New Zealand’s maverick “kingmaker” Winston Peters expressed frustration at public criticism Thursday after opening talks with rival party leaders on breaking the country’s general election deadlock
New Zealand’s maverick “kingmaker” Winston Peters expressed frustration at public criticism Thursday after opening talks with rival party leaders on breaking the country’s general election deadlock.
Peters is expected next week to anoint the winner of the September 23 poll after conservative Prime Minister Bill English and opposition leader Jacinda Ardern both failed to secure an outright majority.
Both need support from Peters’ New Zealand First (NZF) to get over the line under New Zealand’s complicated mixed member proportional (MMP) voting system.

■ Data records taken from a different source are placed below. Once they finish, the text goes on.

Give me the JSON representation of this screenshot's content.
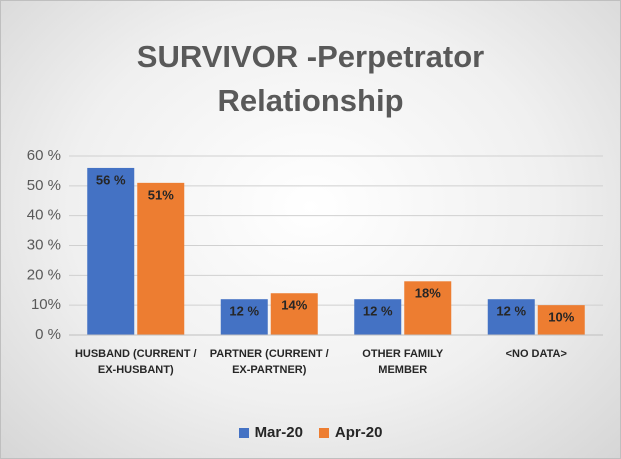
{
  "chart_data": {
    "type": "bar",
    "title": "SURVIVOR -Perpetrator Relationship",
    "categories": [
      "HUSBAND (CURRENT / EX-HUSBANT)",
      "PARTNER (CURRENT / EX-PARTNER)",
      "OTHER FAMILY MEMBER",
      "<NO DATA>"
    ],
    "series": [
      {
        "name": "Mar-20",
        "color": "#4472c4",
        "values": [
          56,
          12,
          12,
          12
        ],
        "value_labels": [
          "56 %",
          "12 %",
          "12 %",
          "12 %"
        ]
      },
      {
        "name": "Apr-20",
        "color": "#ed7d31",
        "values": [
          51,
          14,
          18,
          10
        ],
        "value_labels": [
          "51%",
          "14%",
          "18%",
          "10%"
        ]
      }
    ],
    "ylim": [
      0,
      60
    ],
    "yticks": [
      {
        "value": 0,
        "label": "0 %"
      },
      {
        "value": 10,
        "label": "10%"
      },
      {
        "value": 20,
        "label": "20 %"
      },
      {
        "value": 30,
        "label": "30 %"
      },
      {
        "value": 40,
        "label": "40 %"
      },
      {
        "value": 50,
        "label": "50 %"
      },
      {
        "value": 60,
        "label": "60 %"
      }
    ],
    "grid": true
  }
}
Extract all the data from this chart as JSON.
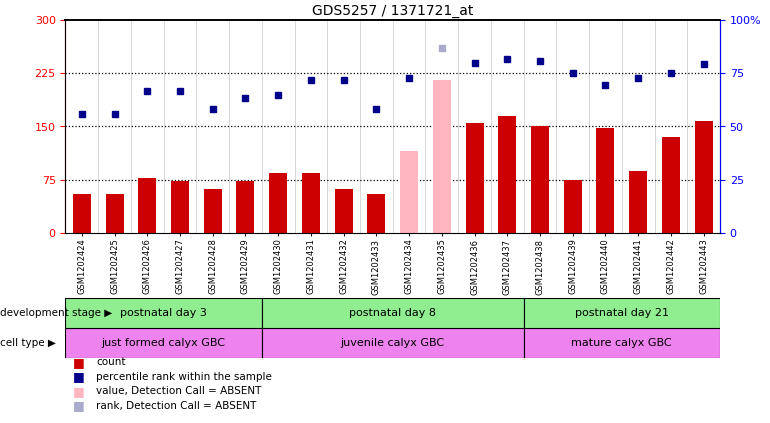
{
  "title": "GDS5257 / 1371721_at",
  "samples": [
    "GSM1202424",
    "GSM1202425",
    "GSM1202426",
    "GSM1202427",
    "GSM1202428",
    "GSM1202429",
    "GSM1202430",
    "GSM1202431",
    "GSM1202432",
    "GSM1202433",
    "GSM1202434",
    "GSM1202435",
    "GSM1202436",
    "GSM1202437",
    "GSM1202438",
    "GSM1202439",
    "GSM1202440",
    "GSM1202441",
    "GSM1202442",
    "GSM1202443"
  ],
  "count_values": [
    55,
    55,
    78,
    73,
    62,
    73,
    85,
    85,
    62,
    55,
    115,
    215,
    155,
    165,
    150,
    75,
    148,
    88,
    135,
    158
  ],
  "count_absent": [
    false,
    false,
    false,
    false,
    false,
    false,
    false,
    false,
    false,
    false,
    true,
    true,
    false,
    false,
    false,
    false,
    false,
    false,
    false,
    false
  ],
  "rank_values": [
    168,
    168,
    200,
    200,
    175,
    190,
    195,
    215,
    215,
    175,
    218,
    260,
    240,
    245,
    242,
    225,
    208,
    218,
    225,
    238
  ],
  "rank_absent": [
    false,
    false,
    false,
    false,
    false,
    false,
    false,
    false,
    false,
    false,
    false,
    true,
    false,
    false,
    false,
    false,
    false,
    false,
    false,
    false
  ],
  "dev_boundaries": [
    0,
    6,
    14,
    20
  ],
  "dev_labels": [
    "postnatal day 3",
    "postnatal day 8",
    "postnatal day 21"
  ],
  "dev_color": "#90EE90",
  "cell_boundaries": [
    0,
    6,
    14,
    20
  ],
  "cell_labels": [
    "just formed calyx GBC",
    "juvenile calyx GBC",
    "mature calyx GBC"
  ],
  "cell_color": "#EE82EE",
  "ylim_left": [
    0,
    300
  ],
  "ylim_right": [
    0,
    100
  ],
  "yticks_left": [
    0,
    75,
    150,
    225,
    300
  ],
  "yticks_right": [
    0,
    25,
    50,
    75,
    100
  ],
  "ytick_labels_right": [
    "0",
    "25",
    "50",
    "75",
    "100%"
  ],
  "bar_color_normal": "#CC0000",
  "bar_color_absent": "#FFB6C1",
  "rank_color_normal": "#00008B",
  "rank_color_absent": "#AAAACC",
  "hlines": [
    75,
    150,
    225
  ],
  "legend_labels": [
    "count",
    "percentile rank within the sample",
    "value, Detection Call = ABSENT",
    "rank, Detection Call = ABSENT"
  ]
}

However, critics have lamented the system for allowing a party that only attracted 7.5 percent of the vote to decide the South Pacific nation’s political future.
“The whole thing has been depicted as one man holding the country to ransom,” Peters told reporters, defending his democratic credentials.
The 72-year-old added: “We just can’t win. You can’t win with the public, you can’t win with the media, you can’t win with the commentariat.”
Peters on Thursday held his first face-to-face talks with English and Ardern since the election.
He made clear that the meetings at parliament were only preliminary and he would not make a decision before next week.
“(It’s) setting the agenda, the ground rules, the protocols, how we’re going to go about it,” he said.
A combo of file photographs shows New Zealand Deputy Prime Minister Bill English (L), leader of the Labour Party Jacinda Ardern (C) and former New Zealand Minister of Foreign Affairs Winston Peters (R)
Peters has previously said he will reveal his choice by October 12, when the results of the election are officially declared.
That allows him to take into account the results from “special” votes — postal and overseas ballots — which will be announced on Saturday.
The populist leader of NZF said there were about 380,000 special votes, accounting for about 15 percent of the entire electorate.
“That’s huge and to have them ignored as if they don’t matter (would be) quite regrettable,” he said.
The specials are expected to give Labour and the Greens another one or two seats, providing a Labour-Green-NZF coalition an extra buffer if it formed government.
As it stands, Labour has 45 seats and the Greens seven, which combined with NZF’s nine would give a centre-left coalition a total of 61, the minimum needed in the 120-seat parliament.
English’s National has 58 seats and would have a comfortable majority with Peters’ support.
Peters, best known as an anti-immigration campaigner, has shown in the past he could go either way if the right offer is made.
He supported National in 1996 in return for being made deputy prime minister and Labour in 2005 when it agreed to make him foreign minister.